Dr. Nabil A. Saleh in his book Unlawful Gain and Legitimate Profit in Islamic Law: Riba, Gharar and Islamic Banking has examined the concept of Riba and its application to the financial system developed by the Muslims both in the past and in the contemporary Muslim World. As a balanced and judicious author, he has tried to discuss all possible aspects of the question of Riba as discussed in Muslim history and has referred to different views on the subject. The difference between Riba al-Nasi’ah and Riba at-Fadl has also been discussed by the author. While he faithfully records that there is no doubt that the majority of Muslim scholars and modern men have interpreted and continue to place a wide-range interpretation on the prohibition of Riba. A few of them have endeavoured to confine such prohibition within more restricted limits. The learned author has noted that since these few scholars and men of learning include some most eminent scholars, their views carry some weight and deserve to be reported. It is clear from his treatment of the views of this minority group that he is reporting them because they deserve to be taken notice of in view of the eminence of their upholders. The author’s own findings on the basis of which his entire book has been developed are exactly the same as held by the overwhelming majority. The author also records  that each of these minority views has been the subject of incessant discussion and, of course, harsh criticism.
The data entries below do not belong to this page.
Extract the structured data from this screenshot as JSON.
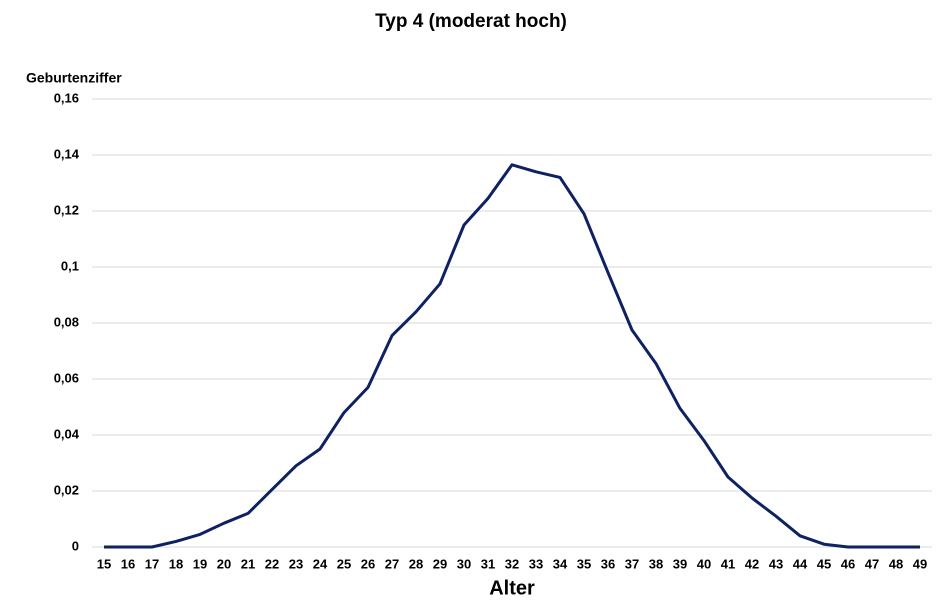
{
  "chart_data": {
    "type": "line",
    "title": "Typ 4 (moderat hoch)",
    "y_label": "Geburtenziffer",
    "x_label": "Alter",
    "categories": [
      "15",
      "16",
      "17",
      "18",
      "19",
      "20",
      "21",
      "22",
      "23",
      "24",
      "25",
      "26",
      "27",
      "28",
      "29",
      "30",
      "31",
      "32",
      "33",
      "34",
      "35",
      "36",
      "37",
      "38",
      "39",
      "40",
      "41",
      "42",
      "43",
      "44",
      "45",
      "46",
      "47",
      "48",
      "49"
    ],
    "series": [
      {
        "name": "Typ 4",
        "color": "#0e2163",
        "values": [
          0,
          0,
          0,
          0.002,
          0.0045,
          0.0085,
          0.012,
          0.0205,
          0.029,
          0.035,
          0.048,
          0.057,
          0.0755,
          0.084,
          0.094,
          0.115,
          0.1245,
          0.1365,
          0.134,
          0.132,
          0.119,
          0.098,
          0.0775,
          0.0655,
          0.0495,
          0.038,
          0.025,
          0.0175,
          0.011,
          0.004,
          0.001,
          0,
          0,
          0,
          0
        ]
      }
    ],
    "ylim": [
      0,
      0.16
    ],
    "yticks": [
      0,
      {
        "value": 0.02,
        "label": "0,02"
      },
      {
        "value": 0.04,
        "label": "0,04"
      },
      {
        "value": 0.06,
        "label": "0,06"
      },
      {
        "value": 0.08,
        "label": "0,08"
      },
      {
        "value": 0.1,
        "label": "0,1"
      },
      {
        "value": 0.12,
        "label": "0,12"
      },
      {
        "value": 0.14,
        "label": "0,14"
      },
      {
        "value": 0.16,
        "label": "0,16"
      }
    ],
    "grid": true
  }
}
The personalities to whom this minority ‘view is attributed are the well known companion of the Prophet (peace be upon him) and his cousin Abdullah ibn Abbas, the renowned jurists and thinkers of the 14th Century C.E. and a Hanbali theologian Ibn Qayyim alJawziyyah, the renowned Egyptian scholar and leader of modern renaissance Mufti Muhammad Abduhu, his celebrated disciple Sayyid Rashid Rida, the renowned modern Egyptian jurist Abd al-Razzaq Sanhuri, the contemporary Syrian scholar and statesman Dr. Maroof Daoualibi, the well known Egyptian jurist Shaikh Abdullah Draz and one Mr. Zaydan Abu al-Karim Hassan.

 

 



 

Let us discuss the views attributed to these luminaries. It has been reported in some earlier writings of the subject that Hazrat Abdullah ibn Abbas was initially of the view that the only Riba which was declared unlawful by the Prophet of Islam was the Riba al-Jahiliyyah as was practised by the Arabs before Islam. It has been attributed to Hazrat Abdullah ibn Abbas that he did not consider Riba al-Fadl to be the Riba prohibited by the Prophet (peace be upon’him). It is contended by the author and also endorsed by Mr. Khalid M. Ishaque that Abdullah ibn Abbas held a liberal view of Riba and relied on a Hadith reported by himself which, in his opinion, as understood by Dr. Nabil Saleh and Mr. Khalid M. Ishaque, superseded the Ahadith about Riba al-Fadl. These Ahadith being the last ruling of the Prophet (peace be upon him) on the subject of Riba say: “No Riba except in the Nasi’ah”. The author also records the interpretation given to this Hadith by the upholders of the majority view who see it as putting more emphasis on Ribd al-Nasi’ah and not .as superseding the earlier Ahadith. The author also acknowledges that there are reports that Abdullah ibn Abbas had later reviewed his earlier interpretation.

 

 

 



The question of the views of Abdullah ibn Abbas about Riba al-Fadl had been the subject of long discussions in the academic and juristic circles throughout Islamic history. Almost all the major writers on the subject have dealt with this question. There is almost a consensus that Abdullah ibn Abbas had retracted on his earlier views and had adopted the majority view that both kinds of Riba (Riba al-Nasi’ah and Riba al-Fadl) were prohibited in Islam. We shall refer to these findings of the renowned writers on the subject separately. However, even if it is conceded that Ibn Abbas continued to stick to his original interpretation and continued to exclude Riba al-Fadl from the Qur’anic prohibition of Riba, it will serve no purpose as far as the question of bank interest is concerned. The transactions of the banks can in no way be considered to be in the nature of barter sales and hence, subject to Riba al-Fadl. As we have already pointed out, Riba al Nasi ‘ah means increase on the principal amount in a deferred payment, as the word Nasi’ah (deferred payment or deferment) clearly and unequivocally shows.